Resolutely, Dad knocked twice, passing.
Abuelo cracked his knuckles down. “I win, for once, ¡Dios mío! ”
Dad exposed his remaining pieces to reveal several blanks, a low score. He reached over and spread out Abuelo’s hand: twenty-six points. Dad just sat there, arms crossed in a yellow long-sleeved velour shirt, sweating and looking smugly across the table at his father.
Abuelo returned his gaze innocently. “¿Qué?” As if he couldn’t add.
“Dame el dinero, Papito,” Dad said. “Pay up!”
With lips tight, Abuelo opened a small leather coin purse, plucked a dime from it, and tossed it onto Dad’s side of the table. Quite a few dimes were stacked there, next to a cracked ashtray that said FONTAINEBLEAU HOTEL—MIAMI on it.
“Se acabó,” muttered Abuelo. “I quit!” He winked at me and revealed the landscape of a grin he’d been hiding. He didn’t really mind losing. “A menos que . . . eh, Violeta? Do you want to take my place?”
The game never stopped as long as another sucker came along.
“Sure, Abuelo,” I said. “How’re you feeling today?”
“Mucho mejor,” he said, stubbing out what was left of his cigar and handing me his coin purse. “¡Pero, this humedad! It will kill me!” He fluffed his shirt up and down to get some air down the neck. Then he stepped back into the air-conditioned house.
A heat wave in September, and not even Indian summer yet. This didn’t bode well for an early ski season.
“How was school today, Violeta?” Dad asked. I could barely hear him as we mixed the dominoes with our hands, the roar finally subsiding into distinct clicks as the tiles collided one last time, then came to r
est.
“Good, I guess. I’m joining the speech team.” I chose my ten pieces carefully from the blind pile, setting them upright horizontally. There are two schools on this; I prefer the low profile.
Dad stood his ten on end vertically. Maybe because he’s so tall. Dad is six-two, with slightly olive skin that always looks tan, and black hair that’s eroding in one small spot on top of his head. Besides the totally wrong shirt for a hot day, he wore polyester pants in a sickly watermelon color, leaving a good six inches of his ankles exposed. Green and white striped socks ran into his brand-new white bowling shoes with tassels on them, which he was breaking in by wearing around the house. I noticed he had fitted his cigar band around one finger as a ring. “Double nine!” he called. Highest double goes first.
I shook my head.
“Double eight!”
Still nothing.
“Double siete!” He ignored me and slapped down the double-seven piece.

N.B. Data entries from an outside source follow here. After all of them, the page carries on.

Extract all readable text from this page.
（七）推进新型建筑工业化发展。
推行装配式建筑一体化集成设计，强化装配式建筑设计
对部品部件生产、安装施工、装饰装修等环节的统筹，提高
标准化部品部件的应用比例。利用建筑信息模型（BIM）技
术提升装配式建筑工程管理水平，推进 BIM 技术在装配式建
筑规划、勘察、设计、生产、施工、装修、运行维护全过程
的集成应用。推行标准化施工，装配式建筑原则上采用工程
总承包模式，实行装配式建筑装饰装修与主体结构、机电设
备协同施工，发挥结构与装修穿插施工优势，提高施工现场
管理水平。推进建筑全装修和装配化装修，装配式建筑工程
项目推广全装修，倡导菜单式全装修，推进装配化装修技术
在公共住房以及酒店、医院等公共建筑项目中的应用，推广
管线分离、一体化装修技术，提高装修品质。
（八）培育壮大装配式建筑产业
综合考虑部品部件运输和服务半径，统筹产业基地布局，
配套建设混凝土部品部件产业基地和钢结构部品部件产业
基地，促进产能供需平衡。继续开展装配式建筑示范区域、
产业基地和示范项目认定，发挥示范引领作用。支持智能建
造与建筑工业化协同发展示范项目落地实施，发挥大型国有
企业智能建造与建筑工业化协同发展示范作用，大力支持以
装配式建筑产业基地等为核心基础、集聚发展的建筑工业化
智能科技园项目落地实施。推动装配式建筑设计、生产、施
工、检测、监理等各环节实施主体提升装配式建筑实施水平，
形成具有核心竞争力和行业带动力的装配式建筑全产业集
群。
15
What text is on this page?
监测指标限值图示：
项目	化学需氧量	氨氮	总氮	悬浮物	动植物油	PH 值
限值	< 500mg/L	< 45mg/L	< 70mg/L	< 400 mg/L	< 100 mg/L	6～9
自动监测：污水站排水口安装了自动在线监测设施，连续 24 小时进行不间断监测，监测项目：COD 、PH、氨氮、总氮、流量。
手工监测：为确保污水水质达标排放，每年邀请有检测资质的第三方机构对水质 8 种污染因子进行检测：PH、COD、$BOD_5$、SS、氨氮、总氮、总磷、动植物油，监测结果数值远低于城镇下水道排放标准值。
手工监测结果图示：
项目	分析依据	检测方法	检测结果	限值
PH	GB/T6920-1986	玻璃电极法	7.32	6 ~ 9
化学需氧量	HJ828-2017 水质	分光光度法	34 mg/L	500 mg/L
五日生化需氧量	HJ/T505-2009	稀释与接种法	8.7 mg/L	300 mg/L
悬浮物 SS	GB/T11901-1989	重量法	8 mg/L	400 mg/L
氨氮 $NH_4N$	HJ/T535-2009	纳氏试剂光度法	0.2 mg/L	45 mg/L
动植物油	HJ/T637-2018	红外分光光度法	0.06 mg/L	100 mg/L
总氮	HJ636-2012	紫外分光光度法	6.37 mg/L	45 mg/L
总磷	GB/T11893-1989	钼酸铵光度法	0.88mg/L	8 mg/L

I picked out the seven-five, one of two sevens in my hand.
“Ehspeech, you say?” Dad remarked in a Spanglish accent. He must have been sitting out here with Abuelo for a long time. “There’s a team for this?” He laid a piece down.
“Well, you’ve heard of debate, right, Dad? Tri-Dist doesn’t have debate, but we do have these individual events that compete.”
He nodded impatiently, waiting for my move. We each laid down a piece.
“Some events are like reading parts from a play, or reciting a famous speech. I’m doing Original Comedy; I’ll have to write it myself.” I looked at my hand, trying to decide, then went for the five-two.
Dad winced and knocked sharply on the domino board, passing.